Lax gem cache policy triggers system reset when running VulkanCTS
This issue comes out of an investigation into why Mesa CI test systems (BDW-TGL) were spontaneously rebooting when running VulkanCTS.
Polling /sys/kernel/debug/dri/0/i915_gem_objects
reveals that resident graphics memory climbs incrementally during a conformance test, eventually consuming several GB over the course of minutes/hours. For systems with pressure on CPU memory, the combination of CPU/GPU memory will exceed what is available and trigger an immediate host reset.
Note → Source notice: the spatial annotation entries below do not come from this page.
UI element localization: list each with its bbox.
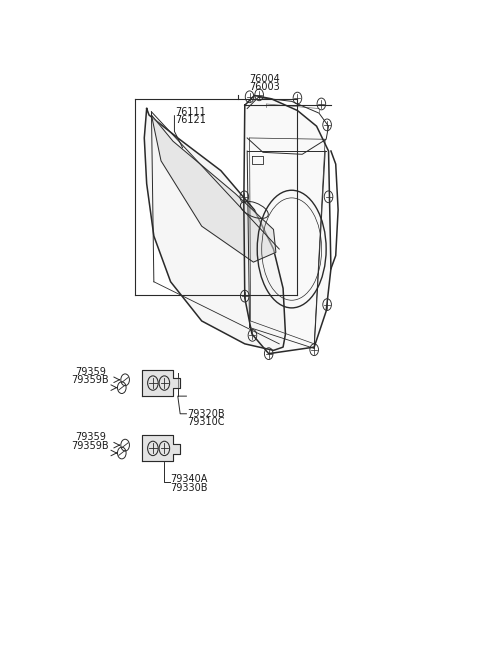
Text: 76004: 76004 bbox=[250, 74, 280, 84]
Polygon shape bbox=[152, 115, 276, 262]
Text: 79359B: 79359B bbox=[72, 375, 109, 385]
Text: 79359B: 79359B bbox=[72, 441, 109, 451]
Text: 79359: 79359 bbox=[75, 367, 106, 377]
Text: 79320B: 79320B bbox=[187, 409, 225, 419]
Text: 79359: 79359 bbox=[75, 432, 106, 442]
Polygon shape bbox=[142, 370, 180, 396]
Text: 79310C: 79310C bbox=[187, 417, 225, 427]
Text: 79340A: 79340A bbox=[170, 474, 208, 484]
Polygon shape bbox=[244, 96, 331, 354]
Polygon shape bbox=[144, 109, 286, 350]
Text: 76121: 76121 bbox=[175, 115, 206, 124]
Text: 76111: 76111 bbox=[175, 107, 206, 117]
Text: 76003: 76003 bbox=[250, 82, 280, 92]
Text: 79330B: 79330B bbox=[170, 483, 208, 493]
Polygon shape bbox=[142, 436, 180, 462]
Instrumenting VulkanCTS execution reveals that some tests leave as much as 1GB of gem objects resident on the system (see mesa/mesa#6896 (closed)).
Forcing the kernel to drop cached gem objects (echo 0x3FF > /sys/kernel/debug/dri/0/i915_gem_drop_caches
) recovers most of the available memory, and prevents system reset.
The tests listed in mesa issue 6896 (see attached csv) were listed with linux 5.18. On 5.16, fewer tests are printed from the cts instrumentation, presumably because gem cache cleanup is more prompt in the older version.
There are several critical issues here:
- Objects cached in in GPU memory should never accumulate to such an extent, over such a long duration. The garbage collection process responsible for this cache is wholly inadequate.
- When a system is under CPU + GPU memory pressure, the result should never be immediate system reset. No warnings of any kind (oom, etc) are printed to dmesg, the system resets directly. We are fortunate to have even found the cause of the reset.
- Apart from improved incremental garbage collection, caches should be dropped as part of the error path when memory is not available for GPU allocation.
- System memory allocated to the GPU is not accounted for in any tool that developers will know of (top, meminfo, etc).